Ridiculous, personal-identity-defining branding experiences like that, however, are no longer the exclusive domain of luxury cars and expensive home theaters — it’s now eating its way through the consumer food chain in a big way. This past Sunday’s New York Times Magazine ran a story on how even an innocuous commodity like soap must now “define who you are as a consumer”.
Apparently coffee is not immune either. For example, today’s Boston Globe announced Green Mountain Coffee’s introduction of their new “PBS blend”: Green Mountain Coffee brews new “PBS Blend” – Business Ticker – The Boston Globe. Go to the Green Mountain Web site, and we are told, “Be more aware, inspired, original. Be more PBS®.” Green Mountain famously stokes up the environmental fervor from the hills of Vermont, but when is my choice of coffee a statement about my out-of-the-closet love for Rick Steves and my S&M obediance to Suze Orman?

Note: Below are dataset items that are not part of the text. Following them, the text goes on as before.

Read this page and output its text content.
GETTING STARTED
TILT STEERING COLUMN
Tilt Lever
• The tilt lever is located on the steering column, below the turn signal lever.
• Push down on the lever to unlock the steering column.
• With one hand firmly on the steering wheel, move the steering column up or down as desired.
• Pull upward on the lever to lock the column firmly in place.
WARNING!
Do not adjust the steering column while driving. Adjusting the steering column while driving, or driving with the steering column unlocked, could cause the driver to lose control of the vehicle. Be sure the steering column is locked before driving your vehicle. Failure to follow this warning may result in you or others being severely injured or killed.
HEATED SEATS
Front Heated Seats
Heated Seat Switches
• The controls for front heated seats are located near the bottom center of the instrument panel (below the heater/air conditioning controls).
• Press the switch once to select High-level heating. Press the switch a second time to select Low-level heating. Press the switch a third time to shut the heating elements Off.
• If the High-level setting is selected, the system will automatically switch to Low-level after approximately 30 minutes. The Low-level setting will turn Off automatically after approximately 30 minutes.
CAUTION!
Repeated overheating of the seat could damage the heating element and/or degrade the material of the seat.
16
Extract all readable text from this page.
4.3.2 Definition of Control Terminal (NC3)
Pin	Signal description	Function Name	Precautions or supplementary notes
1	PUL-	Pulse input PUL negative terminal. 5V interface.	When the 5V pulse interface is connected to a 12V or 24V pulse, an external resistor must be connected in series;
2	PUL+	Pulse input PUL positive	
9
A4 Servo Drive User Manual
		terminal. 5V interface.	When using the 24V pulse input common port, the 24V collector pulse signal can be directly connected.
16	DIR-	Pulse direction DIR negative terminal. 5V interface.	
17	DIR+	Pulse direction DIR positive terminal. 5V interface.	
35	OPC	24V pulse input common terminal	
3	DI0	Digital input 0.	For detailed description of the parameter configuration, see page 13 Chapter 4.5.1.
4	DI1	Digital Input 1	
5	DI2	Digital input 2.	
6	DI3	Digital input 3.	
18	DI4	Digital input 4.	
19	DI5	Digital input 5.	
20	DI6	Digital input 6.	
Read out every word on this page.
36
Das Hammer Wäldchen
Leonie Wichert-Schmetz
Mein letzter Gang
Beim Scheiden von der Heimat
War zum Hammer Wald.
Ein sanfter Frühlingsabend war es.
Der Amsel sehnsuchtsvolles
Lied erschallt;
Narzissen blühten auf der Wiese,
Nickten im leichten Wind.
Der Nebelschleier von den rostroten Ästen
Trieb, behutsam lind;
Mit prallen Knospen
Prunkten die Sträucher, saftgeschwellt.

Now I can actually understand those countless coffee products out there with the Lexus brand image and the Chevy Impala taste. Afterall, we’ve long had that analog in the wine world — for example, when Orson Welles told us Paul Masson sells no wine before its time, even if the stuff took only four months to make (“Thursday was a most excellent vintage…”). It’s one thing to market stale, pre-ground coffee in a sealed capsule — coffee’s answer to instant Tang — like a $10 candy bar. It is quite another to market to your personal coffee lifestyle.
Which brings me to a somewhat related, disturbing news item released today about the introduction of a new style of coffee in that coffee-as-medicine vein: Slimming coffee to launch in UK. Here we learn, “the drink, named CoffeeSlender, uses a novel, coffee-derived ingredient called Svetol that has been shown in studies to aid weight loss during a diet.” I suppose that after extensive market research, Café Bulimia just wasn’t as appealing — even if it is what all the top models are drinking.